Changing stroke rehab and research worldwide now.Time is Brain! trillions and trillions of neurons that DIE each day because there are NO effective hyperacute therapies besides tPA(only 12% effective). I have 523 posts on hyperacute therapy, enough for researchers to spend decades proving them out. These are my personal ideas and blog on stroke rehabilitation and stroke research. Do not attempt any of these without checking with your medical provider. Unless you join me in agitating, when you need these therapies they won't be there.

What this blog is for:

My blog is not to help survivors recover, it is to have the 10 million yearly stroke survivors light fires underneath their doctors, stroke hospitals and stroke researchers to get stroke solved. 100% recovery. The stroke medical world is completely failing at that goal, they don't even have it as a goal. Shortly after getting out of the hospital and getting NO information on the process or protocols of stroke rehabilitation and recovery I started searching on the internet and found that no other survivor received useful information. This is an attempt to cover all stroke rehabilitation information that should be readily available to survivors so they can talk with informed knowledge to their medical staff. It lays out what needs to be done to get stroke survivors closer to 100% recovery. It's quite disgusting that this information is not available from every stroke association and doctors group.

Sunday, January 14, 2024

Intermittent Theta-Burst Stimulation for Stroke: Primary Motor Cortex Versus Cerebellar Stimulation: A Randomized Sham-Controlled Trial

Didn't your competent? doctor start using this years ago? Or don't you have a functioning stroke doctor? Does your hospital even have such a machine?

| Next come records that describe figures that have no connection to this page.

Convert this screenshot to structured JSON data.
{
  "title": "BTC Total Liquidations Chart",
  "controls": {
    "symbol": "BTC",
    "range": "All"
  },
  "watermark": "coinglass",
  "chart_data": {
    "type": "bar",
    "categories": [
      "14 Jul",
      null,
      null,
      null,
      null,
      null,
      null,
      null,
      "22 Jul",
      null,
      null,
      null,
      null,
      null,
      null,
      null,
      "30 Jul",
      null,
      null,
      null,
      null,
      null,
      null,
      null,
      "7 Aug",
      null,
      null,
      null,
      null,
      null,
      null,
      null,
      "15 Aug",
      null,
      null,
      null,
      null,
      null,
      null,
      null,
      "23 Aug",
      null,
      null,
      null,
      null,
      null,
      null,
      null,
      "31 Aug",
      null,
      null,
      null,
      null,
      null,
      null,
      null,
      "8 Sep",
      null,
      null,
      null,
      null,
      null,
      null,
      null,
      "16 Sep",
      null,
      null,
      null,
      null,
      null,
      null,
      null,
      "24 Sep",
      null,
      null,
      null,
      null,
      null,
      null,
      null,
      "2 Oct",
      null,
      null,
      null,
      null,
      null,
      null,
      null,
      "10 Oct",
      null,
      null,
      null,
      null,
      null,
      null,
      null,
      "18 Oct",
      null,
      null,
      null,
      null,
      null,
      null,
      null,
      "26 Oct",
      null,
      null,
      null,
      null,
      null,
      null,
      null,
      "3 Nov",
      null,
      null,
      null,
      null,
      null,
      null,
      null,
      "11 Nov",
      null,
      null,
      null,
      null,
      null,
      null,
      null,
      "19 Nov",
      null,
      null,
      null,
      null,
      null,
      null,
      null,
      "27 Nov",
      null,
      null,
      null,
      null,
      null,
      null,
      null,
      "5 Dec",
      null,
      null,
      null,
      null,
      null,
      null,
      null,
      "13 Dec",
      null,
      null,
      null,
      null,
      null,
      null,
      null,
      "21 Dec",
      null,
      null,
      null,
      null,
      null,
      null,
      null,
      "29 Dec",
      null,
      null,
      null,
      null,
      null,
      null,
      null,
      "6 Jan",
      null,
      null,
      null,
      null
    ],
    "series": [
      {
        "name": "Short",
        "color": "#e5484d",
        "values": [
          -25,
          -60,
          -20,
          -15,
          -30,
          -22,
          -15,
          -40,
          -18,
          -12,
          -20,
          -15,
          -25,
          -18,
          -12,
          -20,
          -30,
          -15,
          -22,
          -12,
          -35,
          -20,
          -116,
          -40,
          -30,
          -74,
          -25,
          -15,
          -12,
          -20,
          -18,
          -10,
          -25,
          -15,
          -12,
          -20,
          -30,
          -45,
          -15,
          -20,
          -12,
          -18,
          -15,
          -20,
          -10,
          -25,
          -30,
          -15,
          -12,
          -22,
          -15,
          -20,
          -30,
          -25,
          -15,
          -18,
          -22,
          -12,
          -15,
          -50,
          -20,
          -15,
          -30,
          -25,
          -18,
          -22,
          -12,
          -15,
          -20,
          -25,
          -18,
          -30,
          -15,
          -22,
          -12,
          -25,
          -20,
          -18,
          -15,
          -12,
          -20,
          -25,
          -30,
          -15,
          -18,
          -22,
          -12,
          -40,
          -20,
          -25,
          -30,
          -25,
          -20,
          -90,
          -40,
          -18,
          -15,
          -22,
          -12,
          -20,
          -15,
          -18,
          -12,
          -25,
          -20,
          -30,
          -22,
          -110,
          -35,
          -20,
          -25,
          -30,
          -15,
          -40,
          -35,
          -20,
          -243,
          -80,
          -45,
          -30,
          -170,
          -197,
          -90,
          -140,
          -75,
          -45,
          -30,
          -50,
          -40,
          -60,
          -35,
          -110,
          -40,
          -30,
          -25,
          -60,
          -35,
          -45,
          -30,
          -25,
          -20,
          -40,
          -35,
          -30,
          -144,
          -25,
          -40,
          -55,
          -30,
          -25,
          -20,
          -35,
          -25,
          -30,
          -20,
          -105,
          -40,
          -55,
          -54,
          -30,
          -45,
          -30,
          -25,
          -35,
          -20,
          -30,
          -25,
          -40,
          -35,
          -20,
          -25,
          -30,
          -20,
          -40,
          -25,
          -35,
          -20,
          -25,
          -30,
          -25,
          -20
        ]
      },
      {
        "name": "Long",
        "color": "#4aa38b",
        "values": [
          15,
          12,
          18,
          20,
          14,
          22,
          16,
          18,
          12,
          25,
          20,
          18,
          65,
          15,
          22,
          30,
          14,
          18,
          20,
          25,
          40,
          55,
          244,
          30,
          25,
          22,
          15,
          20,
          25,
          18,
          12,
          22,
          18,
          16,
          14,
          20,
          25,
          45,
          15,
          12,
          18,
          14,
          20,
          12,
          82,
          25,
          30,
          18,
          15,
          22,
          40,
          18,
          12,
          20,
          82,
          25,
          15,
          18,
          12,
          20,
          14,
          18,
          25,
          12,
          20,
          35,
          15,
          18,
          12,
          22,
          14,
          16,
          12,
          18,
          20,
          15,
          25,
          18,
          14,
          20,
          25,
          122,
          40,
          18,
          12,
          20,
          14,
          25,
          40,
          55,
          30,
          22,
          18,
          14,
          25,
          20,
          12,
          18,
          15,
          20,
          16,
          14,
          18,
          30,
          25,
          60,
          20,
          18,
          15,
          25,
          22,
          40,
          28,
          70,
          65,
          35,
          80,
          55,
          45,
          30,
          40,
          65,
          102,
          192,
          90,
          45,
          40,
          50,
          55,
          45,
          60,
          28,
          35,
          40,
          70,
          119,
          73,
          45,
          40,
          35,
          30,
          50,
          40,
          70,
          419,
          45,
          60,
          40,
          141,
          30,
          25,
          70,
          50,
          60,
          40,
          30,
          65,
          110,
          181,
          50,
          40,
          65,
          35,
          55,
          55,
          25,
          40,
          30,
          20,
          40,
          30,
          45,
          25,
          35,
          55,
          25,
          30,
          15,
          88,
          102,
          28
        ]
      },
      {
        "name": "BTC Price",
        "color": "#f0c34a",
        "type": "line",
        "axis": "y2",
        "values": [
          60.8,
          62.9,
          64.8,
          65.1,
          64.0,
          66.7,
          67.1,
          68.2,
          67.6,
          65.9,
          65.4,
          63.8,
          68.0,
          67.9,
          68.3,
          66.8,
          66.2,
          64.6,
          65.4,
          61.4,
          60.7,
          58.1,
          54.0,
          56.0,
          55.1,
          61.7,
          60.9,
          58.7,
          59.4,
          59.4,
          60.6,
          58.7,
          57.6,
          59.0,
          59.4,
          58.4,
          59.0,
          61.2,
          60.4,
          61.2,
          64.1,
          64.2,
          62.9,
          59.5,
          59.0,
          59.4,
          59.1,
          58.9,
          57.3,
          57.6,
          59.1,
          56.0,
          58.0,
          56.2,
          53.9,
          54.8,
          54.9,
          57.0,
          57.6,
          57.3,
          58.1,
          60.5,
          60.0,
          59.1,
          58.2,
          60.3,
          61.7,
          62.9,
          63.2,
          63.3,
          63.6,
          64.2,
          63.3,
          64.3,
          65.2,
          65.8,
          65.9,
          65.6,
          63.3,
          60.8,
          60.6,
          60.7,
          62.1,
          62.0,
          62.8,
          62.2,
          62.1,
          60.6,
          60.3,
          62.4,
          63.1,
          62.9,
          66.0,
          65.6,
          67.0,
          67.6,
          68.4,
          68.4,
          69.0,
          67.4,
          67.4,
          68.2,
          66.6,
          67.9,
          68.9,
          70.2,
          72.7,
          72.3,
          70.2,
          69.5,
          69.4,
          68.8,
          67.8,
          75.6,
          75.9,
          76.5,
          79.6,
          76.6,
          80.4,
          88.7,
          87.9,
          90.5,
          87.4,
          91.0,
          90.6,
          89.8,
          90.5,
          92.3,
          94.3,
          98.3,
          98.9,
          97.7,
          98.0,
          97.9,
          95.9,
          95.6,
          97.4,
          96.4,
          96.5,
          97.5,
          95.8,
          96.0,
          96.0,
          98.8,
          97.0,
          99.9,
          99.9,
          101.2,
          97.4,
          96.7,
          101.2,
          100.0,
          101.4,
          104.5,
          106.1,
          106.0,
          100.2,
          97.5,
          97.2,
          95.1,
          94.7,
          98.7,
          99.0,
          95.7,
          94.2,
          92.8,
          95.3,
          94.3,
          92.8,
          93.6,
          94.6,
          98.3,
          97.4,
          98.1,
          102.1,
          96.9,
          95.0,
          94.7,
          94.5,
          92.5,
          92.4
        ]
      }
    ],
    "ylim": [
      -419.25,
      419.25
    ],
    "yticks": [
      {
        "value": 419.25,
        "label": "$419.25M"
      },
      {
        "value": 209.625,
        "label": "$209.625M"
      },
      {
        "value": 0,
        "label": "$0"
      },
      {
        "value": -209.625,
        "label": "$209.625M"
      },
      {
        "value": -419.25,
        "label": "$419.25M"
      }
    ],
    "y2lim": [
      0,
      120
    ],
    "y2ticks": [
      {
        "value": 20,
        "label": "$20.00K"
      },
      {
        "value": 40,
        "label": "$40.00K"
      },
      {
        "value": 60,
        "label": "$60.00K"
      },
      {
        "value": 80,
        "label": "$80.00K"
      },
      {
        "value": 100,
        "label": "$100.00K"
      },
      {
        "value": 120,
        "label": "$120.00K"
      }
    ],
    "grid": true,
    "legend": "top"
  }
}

Intermittent Theta-Burst Stimulation for Stroke: Primary Motor Cortex Versus Cerebellar Stimulation: A Randomized Sham-Controlled Trial

Originally publishedhttps://doi.org/10.1161/STROKEAHA.123.044892Stroke. 2024;55:156–165

Abstract

BACKGROUND:

Stroke survivors with impaired balance and motor function tend to have relatively poor functional outcomes. The cerebellum and primary motor cortex (M1) have been suggested as targets for neuromodulation of balance and motor recovery after stroke. This study aimed to compare the efficacy and safety of intermittent theta-burst stimulation (iTBS) to the cerebellum or M1 on balance and motor recovery in patients with stroke.

METHODS:

In this randomized, double-blind, sham-controlled clinical trial, patients with subacute stroke were randomly divided into 3 groups: M1-, cerebellar-, and sham-iTBS (n=12 per group; 15 sessions, 3 weeks). All outcomes were evaluated before intervention (T0), after 1 week of intervention (T1), after 3 weeks of intervention (T2), and at follow-up (T3). The primary outcome was the Berg balance scale score at T2. Secondary outcomes include the Fugl-Meyer assessment scale for lower extremities, the trunk impairment scale, the Barthel index, the modified Rankin Scale, the functional ambulation categories, and cortical excitability.

RESULTS:

A total of 167 inpatients were screened, 36 patients (age, 57.50±2.41 years; 10 women, 12 ischemic) were enrolled between December 2020 and January 2023. At T2, M1- or cerebellar-iTBS significantly improved Berg balance scale scores by 10.7 points ([95% CI, 2.7–18.6], P=0.009) and 14.2 points ([95% CI, 1.2–27.2], P=0.032) compared with the sham-iTBS group. Moreover, the cerebellar-iTBS group showed a significantly greater improvement in Fugl-Meyer assessment scale for lower extremities scores by 5.6 points than the M1-iTBS ([95% CI, 0.3–10.9], P=0.037) and by 7.8 points than the sham-iTBS ([95% CI, 1.1–14.5], P=0.021) groups at T2. The motor-evoked potential amplitudes of the M1- and cerebellar-iTBS groups were higher than those of the sham-iTBS group (P<0.001).

CONCLUSIONS:

Both M1- and cerebellar-iTBS could improve(NOT GOOD ENOUGH! We need specific improvement per protocol used! That is what science is supposed to deliver!) balance function. Moreover, cerebellar-iTBS, but not M1-iTBS, induced significant effects(Same comment as above!) on motor recovery. Thus, cerebellar-iTBS may be a valuable new therapeutic option in stroke rehabilitation programs.